The final velocity at the top of the cliff (when the rock reaches its maximum height) is 0 m/s.
Using the equation:
vf^2 = vi^2 + 2 * g * Δy
where vf is the final velocity (0 m/s), vi is the initial velocity (26.24 m/s), g is the acceleration due to gravity (-9.8 m/s^2), and Δy is the change in height (the greatest height we want to find).
0 = 26.24^2 + 2 * (-9.8) * Δy
Simplifying the equation:
0 = 688.3872 - 19.6 * Δy
Rearranging the terms:
19.6 * Δy = 688.3872
Solving for Δy:
Δy = 688.3872 / 19.6
Δy ≈ 35.11 m
Therefore, the greatest height of the rock as measured from the base of the cliff is approximately 35.11 m.
To answer these questions, we can use the equations of motion for objects in free fall. Let's start by finding the initial speed of the rock.
(a) The initial speed of the rock can be found using the equation:
v² = u² + 2as,
where:
v is the final velocity (28 m/s),
u is the initial velocity (what we want to find),
a is acceleration (which can be taken as -9.8 m/s², since the rock is thrown upwards),
and s is displacement (35 m).
Plugging in these values, the equation becomes:
(28 m/s)² = u² + 2(-9.8 m/s²)(35 m).
This simplifies to:
784 m²/s² = u² - 686 m²/s².
Rearranging and solving for u:
u² = 784 m²/s² + 686 m²/s²,
u² = 1470 m²/s²,
u = √1470 m/s.
Therefore, the initial speed of the rock is approximately 38.3 m/s.

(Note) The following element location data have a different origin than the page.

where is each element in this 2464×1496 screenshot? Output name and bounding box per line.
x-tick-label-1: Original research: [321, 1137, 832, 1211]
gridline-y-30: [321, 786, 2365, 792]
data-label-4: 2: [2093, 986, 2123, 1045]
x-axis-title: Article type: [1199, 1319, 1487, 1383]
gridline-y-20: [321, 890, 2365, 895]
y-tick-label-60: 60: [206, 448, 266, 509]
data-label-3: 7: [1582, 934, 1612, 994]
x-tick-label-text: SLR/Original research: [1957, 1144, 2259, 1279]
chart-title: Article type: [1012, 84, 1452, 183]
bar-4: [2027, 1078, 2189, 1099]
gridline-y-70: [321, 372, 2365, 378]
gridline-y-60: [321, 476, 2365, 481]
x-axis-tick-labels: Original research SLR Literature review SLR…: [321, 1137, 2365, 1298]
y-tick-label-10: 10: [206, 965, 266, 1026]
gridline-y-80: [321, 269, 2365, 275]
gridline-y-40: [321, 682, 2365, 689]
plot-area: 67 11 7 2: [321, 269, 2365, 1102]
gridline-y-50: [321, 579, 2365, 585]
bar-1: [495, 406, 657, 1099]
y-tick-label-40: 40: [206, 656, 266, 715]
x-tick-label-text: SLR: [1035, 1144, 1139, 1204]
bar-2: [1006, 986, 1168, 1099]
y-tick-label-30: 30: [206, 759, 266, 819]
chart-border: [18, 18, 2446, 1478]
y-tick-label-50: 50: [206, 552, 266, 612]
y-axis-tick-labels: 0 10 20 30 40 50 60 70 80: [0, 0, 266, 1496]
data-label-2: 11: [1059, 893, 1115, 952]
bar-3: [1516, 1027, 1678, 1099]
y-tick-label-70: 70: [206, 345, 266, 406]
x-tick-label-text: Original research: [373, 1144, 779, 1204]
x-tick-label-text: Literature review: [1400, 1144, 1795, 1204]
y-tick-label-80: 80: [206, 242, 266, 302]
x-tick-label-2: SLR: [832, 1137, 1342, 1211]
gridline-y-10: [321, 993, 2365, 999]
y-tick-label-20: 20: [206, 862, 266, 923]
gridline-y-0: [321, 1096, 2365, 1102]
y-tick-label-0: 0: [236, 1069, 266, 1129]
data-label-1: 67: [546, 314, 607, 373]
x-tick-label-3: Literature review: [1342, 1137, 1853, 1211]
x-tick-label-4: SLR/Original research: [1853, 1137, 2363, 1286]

(b) To find the greatest height of the rock, we can use the equation:
v² = u² + 2as,
where:
v is the final velocity (0 m/s when the rock reaches its maximum height),
u is the initial velocity (38.3 m/s, which we found in part (a)),
a is acceleration (-9.8 m/s²),
and s is the displacement (what we want to find).
Plugging in these values, the equation becomes:
(0 m/s)² = (38.3 m/s)² + 2(-9.8 m/s²)s.
This simplifies to:
0 m²/s² = 1468.89 m²/s² - 19.6 m/s² * s.
Rearranging and solving for s:
19.6 m/s² * s = 1468.89 m²/s²,
s = 1468.89 m²/s² / 19.6 m/s²,
s = 75 m.
Therefore, the greatest height of the rock, measured from the base of the cliff, is approximately 75 meters.